Ação arbitrária do ministro da Justiça foi repudiada por Felipe Santa Cruz.

Manifestações de críticas estão protegidas pela liberdade de expressão. Essa é a síntese do entendimento de juristas no caso em que o ministro da Justiça, Sérgio Moro, reagiu ao pronunciamento do Ordem dos Advogados do Brasil, Felipe Santa Cruz, suas seus atos arbitrários.

Segundo matéria de Sérgio Rodas na revista Consultor Jurídico, manifestações críticas estão protegidas constitucionalmente especialmente as praticadas contra atos de autoridades públicas no exercício de suas funções. Nesse caso, a tutela da liberdade de expressão prevalece sobre a proteção do direito à honra do agente estatal.

Foi esse o entendimento dos professores de Direito Constitucional Daniel Sarmento (da Universidade do Estado do Rio de Janeiro) e Ademar Borges (do Instituto Brasiliense de Direito Público).

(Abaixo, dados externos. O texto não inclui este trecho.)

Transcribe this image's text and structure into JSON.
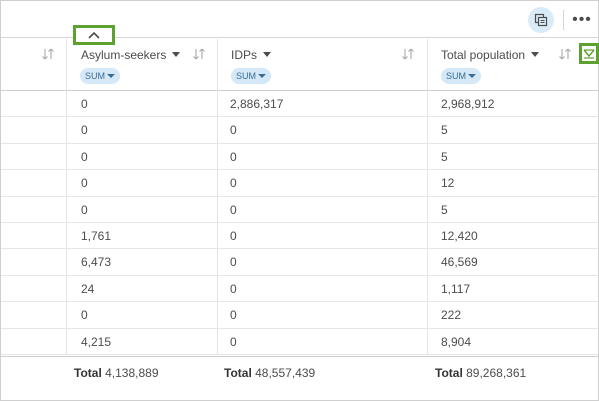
{
  "toolbar": {
    "more_label": "•••"
  },
  "columns": [
    {
      "label": "Asylum-seekers",
      "agg": "SUM"
    },
    {
      "label": "IDPs",
      "agg": "SUM"
    },
    {
      "label": "Total population",
      "agg": "SUM"
    }
  ],
  "rows": [
    [
      "0",
      "2,886,317",
      "2,968,912"
    ],
    [
      "0",
      "0",
      "5"
    ],
    [
      "0",
      "0",
      "5"
    ],
    [
      "0",
      "0",
      "12"
    ],
    [
      "0",
      "0",
      "5"
    ],
    [
      "1,761",
      "0",
      "12,420"
    ],
    [
      "6,473",
      "0",
      "46,569"
    ],
    [
      "24",
      "0",
      "1,117"
    ],
    [
      "0",
      "0",
      "222"
    ],
    [
      "4,215",
      "0",
      "8,904"
    ]
  ],
  "totals": {
    "label": "Total",
    "values": [
      "4,138,889",
      "48,557,439",
      "89,268,361"
    ]
  },
  "colors": {
    "highlight": "#5da130",
    "badge_bg": "#d4e8f7",
    "badge_text": "#3b6d94"
  },
  "icons": {
    "collapse": "chevron-up-icon",
    "copy": "copy-icon",
    "sort": "sort-icon",
    "check": "checkmark-icon"
  }
}
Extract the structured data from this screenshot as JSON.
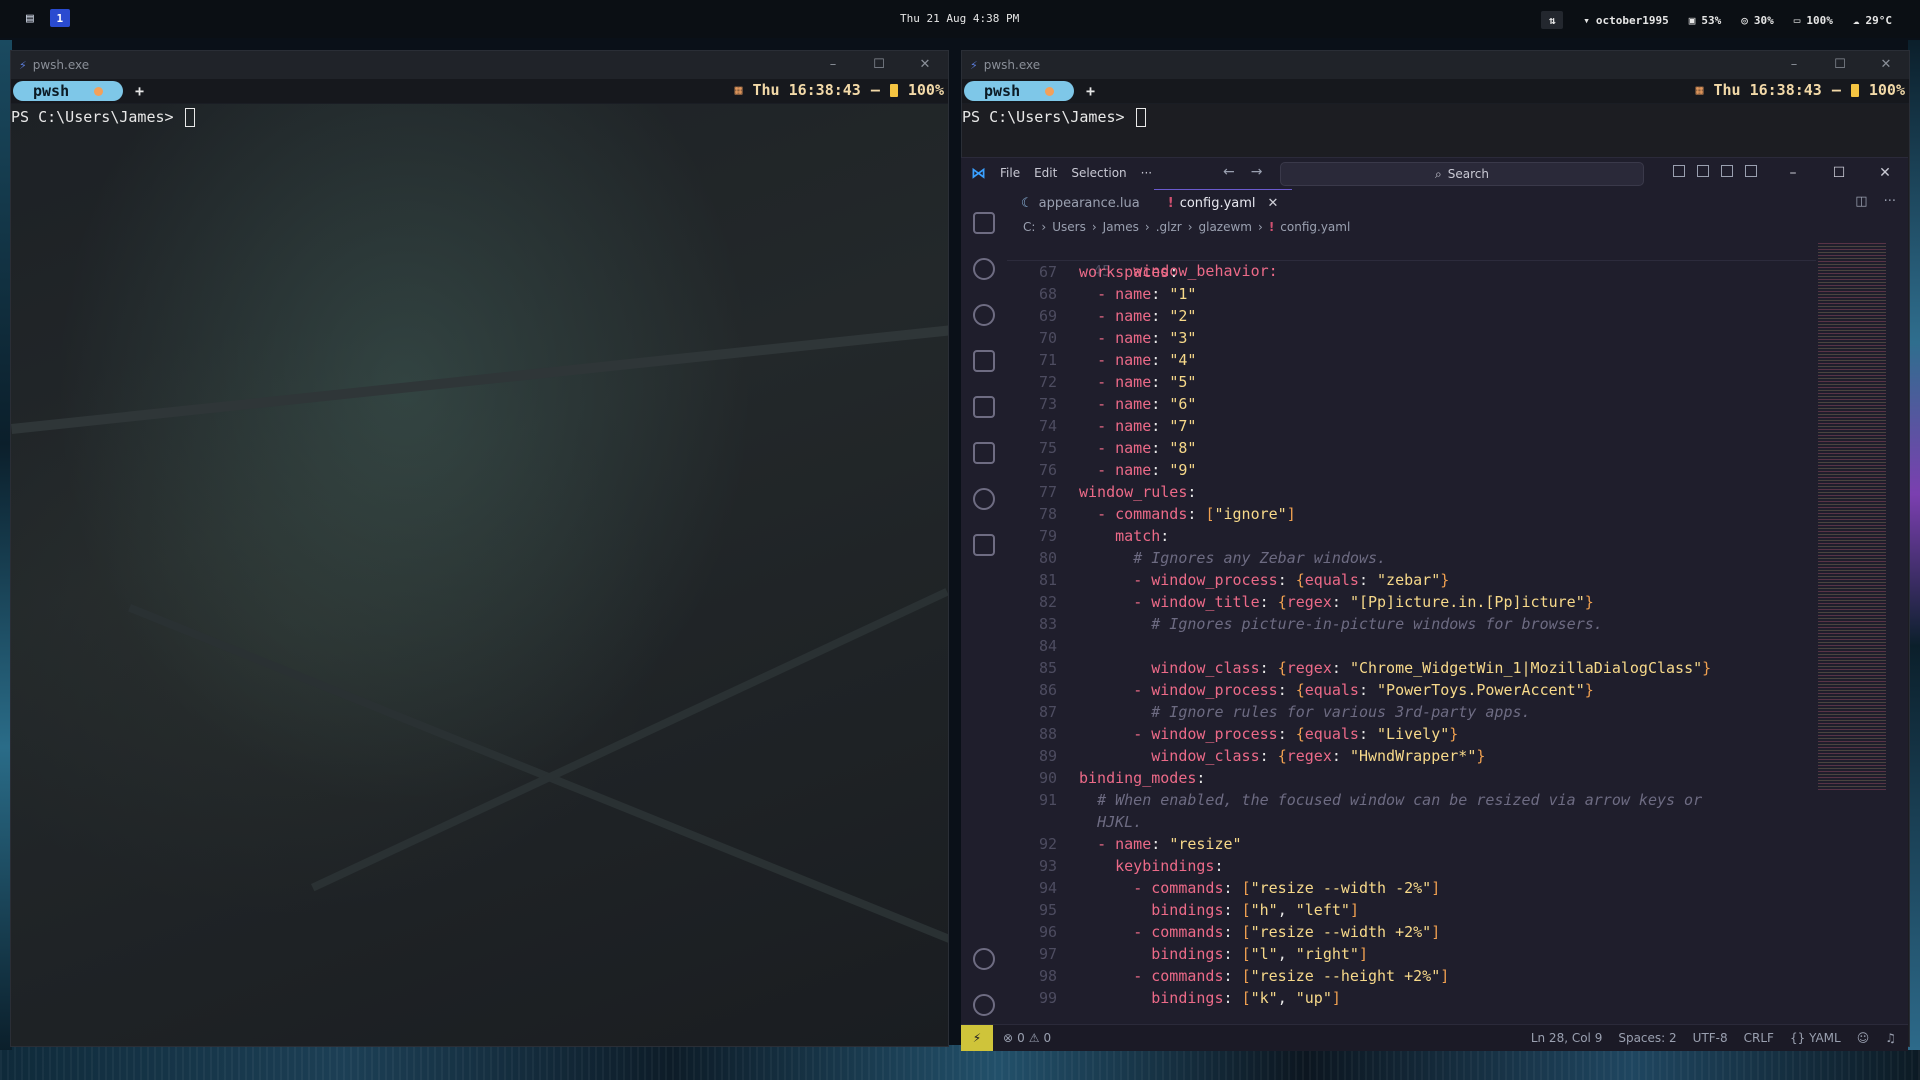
{
  "topbar": {
    "workspace": "1",
    "datetime": "Thu 21 Aug 4:38 PM",
    "wifi": "october1995",
    "cpu": "53%",
    "gpu": "30%",
    "battery": "100%",
    "temp": "29°C"
  },
  "terminal_left": {
    "window_title": "pwsh.exe",
    "tab_label": "pwsh",
    "new_tab": "+",
    "clock": "Thu 16:38:43",
    "dash": "—",
    "battery": "100%",
    "prompt": "PS C:\\Users\\James> "
  },
  "terminal_right": {
    "window_title": "pwsh.exe",
    "tab_label": "pwsh",
    "new_tab": "+",
    "clock": "Thu 16:38:43",
    "dash": "—",
    "battery": "100%",
    "prompt": "PS C:\\Users\\James> "
  },
  "vscode": {
    "menu": [
      "File",
      "Edit",
      "Selection",
      "···"
    ],
    "search": "Search",
    "tabs": [
      {
        "label": "appearance.lua",
        "icon": "lua-file-icon"
      },
      {
        "label": "config.yaml",
        "icon": "yaml-file-icon"
      }
    ],
    "breadcrumb": [
      "C:",
      "Users",
      "James",
      ".glzr",
      "glazewm",
      "config.yaml"
    ],
    "sticky": {
      "num": "45",
      "text": "window_behavior:"
    },
    "status": {
      "errors": "0",
      "warnings": "0",
      "position": "Ln 28, Col 9",
      "spaces": "Spaces: 2",
      "encoding": "UTF-8",
      "eol": "CRLF",
      "language": "YAML"
    }
  },
  "code_lines": [
    {
      "n": "67",
      "html": "<span class='k'>workspaces</span>:"
    },
    {
      "n": "68",
      "html": "  <span class='d'>-</span> <span class='k'>name</span>: <span class='s'>\"1\"</span>"
    },
    {
      "n": "69",
      "html": "  <span class='d'>-</span> <span class='k'>name</span>: <span class='s'>\"2\"</span>"
    },
    {
      "n": "70",
      "html": "  <span class='d'>-</span> <span class='k'>name</span>: <span class='s'>\"3\"</span>"
    },
    {
      "n": "71",
      "html": "  <span class='d'>-</span> <span class='k'>name</span>: <span class='s'>\"4\"</span>"
    },
    {
      "n": "72",
      "html": "  <span class='d'>-</span> <span class='k'>name</span>: <span class='s'>\"5\"</span>"
    },
    {
      "n": "73",
      "html": "  <span class='d'>-</span> <span class='k'>name</span>: <span class='s'>\"6\"</span>"
    },
    {
      "n": "74",
      "html": "  <span class='d'>-</span> <span class='k'>name</span>: <span class='s'>\"7\"</span>"
    },
    {
      "n": "75",
      "html": "  <span class='d'>-</span> <span class='k'>name</span>: <span class='s'>\"8\"</span>"
    },
    {
      "n": "76",
      "html": "  <span class='d'>-</span> <span class='k'>name</span>: <span class='s'>\"9\"</span>"
    },
    {
      "n": "77",
      "html": "<span class='k'>window_rules</span>:"
    },
    {
      "n": "78",
      "html": "  <span class='d'>-</span> <span class='k'>commands</span>: <span class='p'>[</span><span class='s'>\"ignore\"</span><span class='p'>]</span>"
    },
    {
      "n": "79",
      "html": "    <span class='k'>match</span>:"
    },
    {
      "n": "80",
      "html": "      <span class='c'># Ignores any Zebar windows.</span>"
    },
    {
      "n": "81",
      "html": "      <span class='d'>-</span> <span class='k'>window_process</span>: <span class='p'>{</span><span class='k'>equals</span>: <span class='s'>\"zebar\"</span><span class='p'>}</span>"
    },
    {
      "n": "82",
      "html": "      <span class='d'>-</span> <span class='k'>window_title</span>: <span class='p'>{</span><span class='k'>regex</span>: <span class='s'>\"[Pp]icture.in.[Pp]icture\"</span><span class='p'>}</span>"
    },
    {
      "n": "83",
      "html": "        <span class='c'># Ignores picture-in-picture windows for browsers.</span>"
    },
    {
      "n": "84",
      "html": ""
    },
    {
      "n": "85",
      "html": "        <span class='k'>window_class</span>: <span class='p'>{</span><span class='k'>regex</span>: <span class='s'>\"Chrome_WidgetWin_1|MozillaDialogClass\"</span><span class='p'>}</span>"
    },
    {
      "n": "86",
      "html": "      <span class='d'>-</span> <span class='k'>window_process</span>: <span class='p'>{</span><span class='k'>equals</span>: <span class='s'>\"PowerToys.PowerAccent\"</span><span class='p'>}</span>"
    },
    {
      "n": "87",
      "html": "        <span class='c'># Ignore rules for various 3rd-party apps.</span>"
    },
    {
      "n": "88",
      "html": "      <span class='d'>-</span> <span class='k'>window_process</span>: <span class='p'>{</span><span class='k'>equals</span>: <span class='s'>\"Lively\"</span><span class='p'>}</span>"
    },
    {
      "n": "89",
      "html": "        <span class='k'>window_class</span>: <span class='p'>{</span><span class='k'>regex</span>: <span class='s'>\"HwndWrapper*\"</span><span class='p'>}</span>"
    },
    {
      "n": "90",
      "html": "<span class='k'>binding_modes</span>:"
    },
    {
      "n": "91",
      "html": "  <span class='c'># When enabled, the focused window can be resized via arrow keys or</span>"
    },
    {
      "n": "",
      "html": "  <span class='c'>HJKL.</span>"
    },
    {
      "n": "92",
      "html": "  <span class='d'>-</span> <span class='k'>name</span>: <span class='s'>\"resize\"</span>"
    },
    {
      "n": "93",
      "html": "    <span class='k'>keybindings</span>:"
    },
    {
      "n": "94",
      "html": "      <span class='d'>-</span> <span class='k'>commands</span>: <span class='p'>[</span><span class='s'>\"resize --width -2%\"</span><span class='p'>]</span>"
    },
    {
      "n": "95",
      "html": "        <span class='k'>bindings</span>: <span class='p'>[</span><span class='s'>\"h\"</span>, <span class='s'>\"left\"</span><span class='p'>]</span>"
    },
    {
      "n": "96",
      "html": "      <span class='d'>-</span> <span class='k'>commands</span>: <span class='p'>[</span><span class='s'>\"resize --width +2%\"</span><span class='p'>]</span>"
    },
    {
      "n": "97",
      "html": "        <span class='k'>bindings</span>: <span class='p'>[</span><span class='s'>\"l\"</span>, <span class='s'>\"right\"</span><span class='p'>]</span>"
    },
    {
      "n": "98",
      "html": "      <span class='d'>-</span> <span class='k'>commands</span>: <span class='p'>[</span><span class='s'>\"resize --height +2%\"</span><span class='p'>]</span>"
    },
    {
      "n": "99",
      "html": "        <span class='k'>bindings</span>: <span class='p'>[</span><span class='s'>\"k\"</span>, <span class='s'>\"up\"</span><span class='p'>]</span>"
    }
  ]
}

Eles afirmam, em parecer, que Felipe Santa Cruz não cometeu crime ao criticar o ministro da Justiça, Sergio Moro.

O presidente da OAB se manifestou após o ministro anunciar a intenção de destruir as mensagens obtidas por suspeitos de hackear celulares de autoridades públicas — inclusive dele próprio —, apreendidas no âmbito da operação “spoofing”. “(Moro) usa o cargo, aniquila a independência da Polícia Federal e ainda banca o chefe da quadrilha ao dizer que sabe das conversas de autoridades que não são investigadas”, disse o advogado ao jornal Folha de S. Paulo.

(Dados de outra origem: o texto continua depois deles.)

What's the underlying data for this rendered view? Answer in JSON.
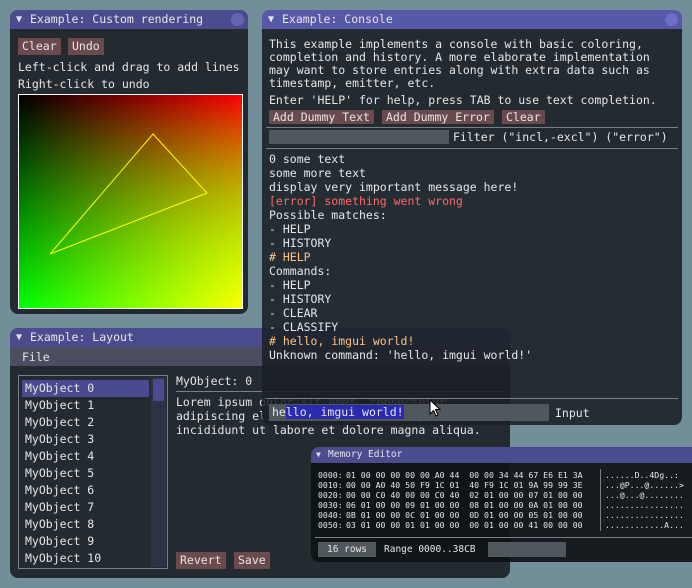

Dias depois, ele ressaltou que “a crítica feita foi jurídica e institucional”, e não visou atingir a honra do ex-juiz.

O Ministério Público Federal denunciou Santa Cruz por calúnia. Por falta de justa causa, contudo, a 15ª Vara Federal da Seção Judiciária do Distrito Federal negou a denúncia.

Mas o MPF interpôs recurso em sentido estrito, que aguarda julgamento do Tribunal de Justiça do DF.

Em parecer encomendado pelo advogado de Santa Cruz, Antônio Carlos de Almeida Castro, o Kakay, Daniel Sarmento e Ademar Borges afirmam que o presidente da OAB não cometeu crime contra a honra do ministro ao criticar seus atos. Isso porque a liberdade de expressão, quando se trata de denunciar medidas de autoridades públicas, se sobrepõe à honra deles.

“Se determinado comportamento corresponde ao exercício legítimo de um direito fundamental, ele não pode ser criminalizado. A lei penal não pode ser interpretada e aplicada de modo incompatível com a Constituição da República. Assim, além da própria norma penal, a Constituição veda essa tentativa de criminalização, razão pela qual deve ser mantida a decisão de rejeição da denúncia apresentada contra o consulente (Santa Cruz)”, avaliam os professores.

Além disso, eles apontam que a crítica a atos de agentes estatais que contrariem a Constituição, a democracia e os direitos fundamentais é uma das atividades institucionais da OAB — como estabelece o artigo 44, I, do estatuto da entidade.

E essa função torna-se ainda mais necessária no governo Jair Bolsonaro. “O governo hostiliza e trata como inimigos os jornalistas, as ONGs, os povos indígenas e quilombolas, as universidades públicas, os artistas, as feministas, os ambientalistas, os integrantes das minorias sexuais. Os valores democráticos e emancipatórios mais caros à Constituição de 1988 estão sob forte e permanente ataque, por vezes com a colaboração de agentes do sistema de justiça”, destacam Sarmento e Borges.

“Em tempos de crise democrática, tal papel [de criticar atos de agentes estatais que contrariem a Constituição, a democracia e os direitos fundamentais] torna-se ainda mais relevante, e deve ser exercido com coragem e independência. É o que ocorreu no caso, na linha das melhores tradições da Ordem dos Advogados do Brasil”, opinam os constitucionalistas.